1. Avoid heavy breakfasts packed with saturated fat like ham, bacon and eggs; instead, start your day with lighter alternatives like high-fiber, hearty oatmeal and delicious yogurt and granola parfaits.
2. When you crave a snack, instead of eating processed, high-fat snack food like potato chips, reach for nuts. Whether your preference is peanuts, cashews or almonds, nuts are an excellent source of protein. And because nuts are high in fat (the good, monounsaturated kind), eating just a handful will satisfy your hunger. Toss in raisins or dried fruit for the perfect healthy snack.
3. Give your cholesterol a break and try cooking a vegetarian meal once a week. You’ll be surprised how much you enjoy a light, meatless meal every so often.
4. Instead of reaching for a candy bar when you crave sweets, always keep fresh fruit around, such as apples, oranges and bananas. The natural sugars and fiber from fruit break down slowly and help to keep blood-sugar levels stable.
5. Keep plenty of leafy greens around and make salads with every dinner. Side salads are an easy way to get in several servings of vegetables each day. Avoid high-fat, high-calorie bottled salad dressings; make your own healthier alternatives with olive oil, vinegar and seasonings.
6. In recent years, countless medical studies have shown that fish is one of the healthiest foods you can eat. Omega-3 fatty acids found in fish, especially cold-water varieties such as salmon, combat Alzheimer’s disease and are good for your heart. Try cooking fish at least once a week for a high-protein, low-fat meal.

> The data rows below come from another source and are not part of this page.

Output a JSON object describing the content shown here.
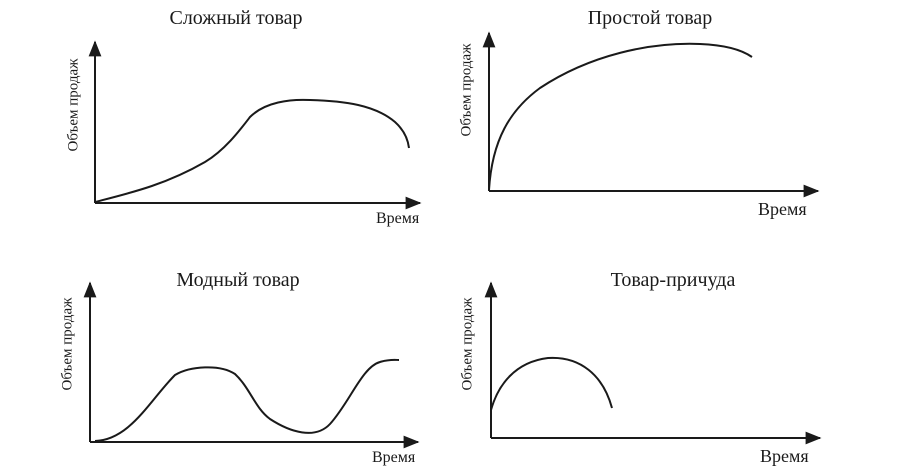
{
  "panels": {
    "complex": {
      "title": "Сложный товар",
      "ylabel": "Объем продаж",
      "xlabel": "Время"
    },
    "simple": {
      "title": "Простой товар",
      "ylabel": "Объем продаж",
      "xlabel": "Время"
    },
    "fashion": {
      "title": "Модный товар",
      "ylabel": "Объем продаж",
      "xlabel": "Время"
    },
    "fad": {
      "title": "Товар-причуда",
      "ylabel": "Объем продаж",
      "xlabel": "Время"
    }
  },
  "line_color": "#1a1a1a"
}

7. Eating healthier doesn’t necessarily mean giving up all your favorite foods. Even bad-rep pizza can be healthy. Avoid frozen or takeout pies and make your own. Go lighter on the cheeses and high-fat meats; top with loads of veggies like spinach, olives, and artichokes.

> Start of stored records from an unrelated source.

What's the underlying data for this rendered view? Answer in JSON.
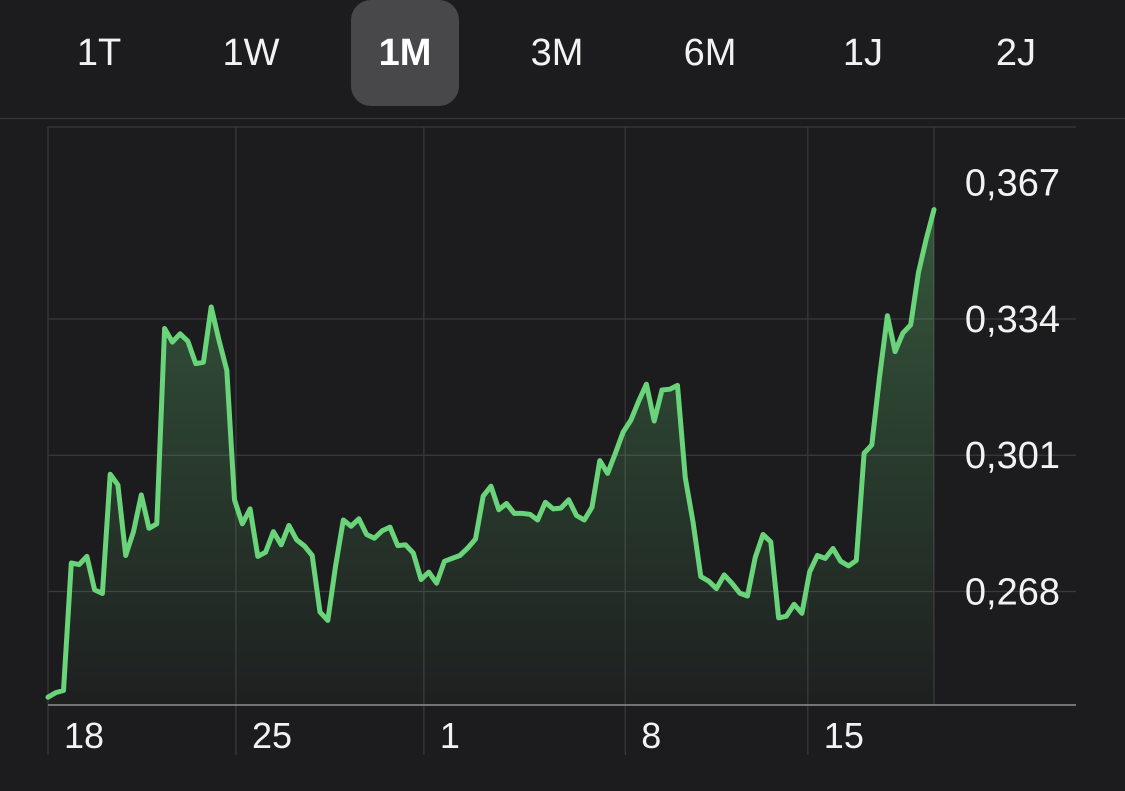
{
  "range_selector": {
    "options": [
      "1T",
      "1W",
      "1M",
      "3M",
      "6M",
      "1J",
      "2J"
    ],
    "selected": "1M"
  },
  "colors": {
    "background": "#1c1c1e",
    "line": "#6ad47a",
    "grid": "#3a3a3c",
    "selected_pill": "#48484a"
  },
  "chart_data": {
    "type": "area",
    "title": "",
    "xlabel": "",
    "ylabel": "",
    "y_ticks": [
      "0,367",
      "0,334",
      "0,301",
      "0,268"
    ],
    "y_tick_values": [
      0.367,
      0.334,
      0.301,
      0.268
    ],
    "ylim": [
      0.2405,
      0.3805
    ],
    "x_ticks": [
      "18",
      "25",
      "1",
      "8",
      "15"
    ],
    "x_tick_positions": [
      0,
      7,
      14,
      21.5,
      28.3
    ],
    "xlim": [
      0,
      33
    ],
    "grid": true,
    "series": [
      {
        "values": [
          0.2424,
          0.2435,
          0.244,
          0.2749,
          0.2745,
          0.2765,
          0.2684,
          0.2675,
          0.2964,
          0.2938,
          0.2767,
          0.2825,
          0.2914,
          0.2833,
          0.2844,
          0.3317,
          0.3284,
          0.3304,
          0.3286,
          0.3232,
          0.3235,
          0.3369,
          0.3288,
          0.3216,
          0.2902,
          0.2844,
          0.288,
          0.2765,
          0.2775,
          0.2825,
          0.2793,
          0.284,
          0.2805,
          0.279,
          0.2767,
          0.263,
          0.261,
          0.2742,
          0.2853,
          0.2838,
          0.2856,
          0.2818,
          0.2809,
          0.2827,
          0.2836,
          0.2791,
          0.2793,
          0.2773,
          0.2709,
          0.2727,
          0.27,
          0.2753,
          0.276,
          0.2767,
          0.2785,
          0.2807,
          0.2911,
          0.2935,
          0.2878,
          0.2893,
          0.2869,
          0.2869,
          0.2867,
          0.2853,
          0.2896,
          0.288,
          0.2882,
          0.2902,
          0.2864,
          0.2853,
          0.2884,
          0.2997,
          0.2966,
          0.3015,
          0.3066,
          0.3095,
          0.3141,
          0.3182,
          0.3093,
          0.3168,
          0.317,
          0.3179,
          0.2955,
          0.2847,
          0.2716,
          0.2705,
          0.2687,
          0.272,
          0.27,
          0.2676,
          0.2669,
          0.2762,
          0.2818,
          0.28,
          0.2616,
          0.262,
          0.2649,
          0.2627,
          0.2727,
          0.2767,
          0.276,
          0.2784,
          0.2753,
          0.2742,
          0.2755,
          0.3015,
          0.3035,
          0.3201,
          0.3348,
          0.3261,
          0.3306,
          0.3326,
          0.3453,
          0.3533,
          0.3605
        ]
      }
    ]
  }
}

8. Take a walk after dinner instead of plopping down in front of the television. Walking after you eat reduces acid reflux, burns calories and helps you digest. Before you know it, you’ll look forward to your evening strolls.
9. One easy way to improve your health on many levels is to cook with garlic more often. Garlic is high in vitamins C and B6, and it contains powerful anti-bacterial and anti-viral agents that help fight colds and flu. Garlic is also believed to protect against cancer, diabetes, and cardiovascular disease.
10. Keeping your kitchen stocked with fresh produce is a great way to keep you eating healthy. But frozen fruit and vegetables are a convenient and healthy alternative during winter months. Frozen vegetables are steamed before they’re packaged, so they don’t lose their vitamins like canned vegetables. Frozen fruits are handy for making smoothies or blended drinks-just drop them right in the blender and add some fruit juice.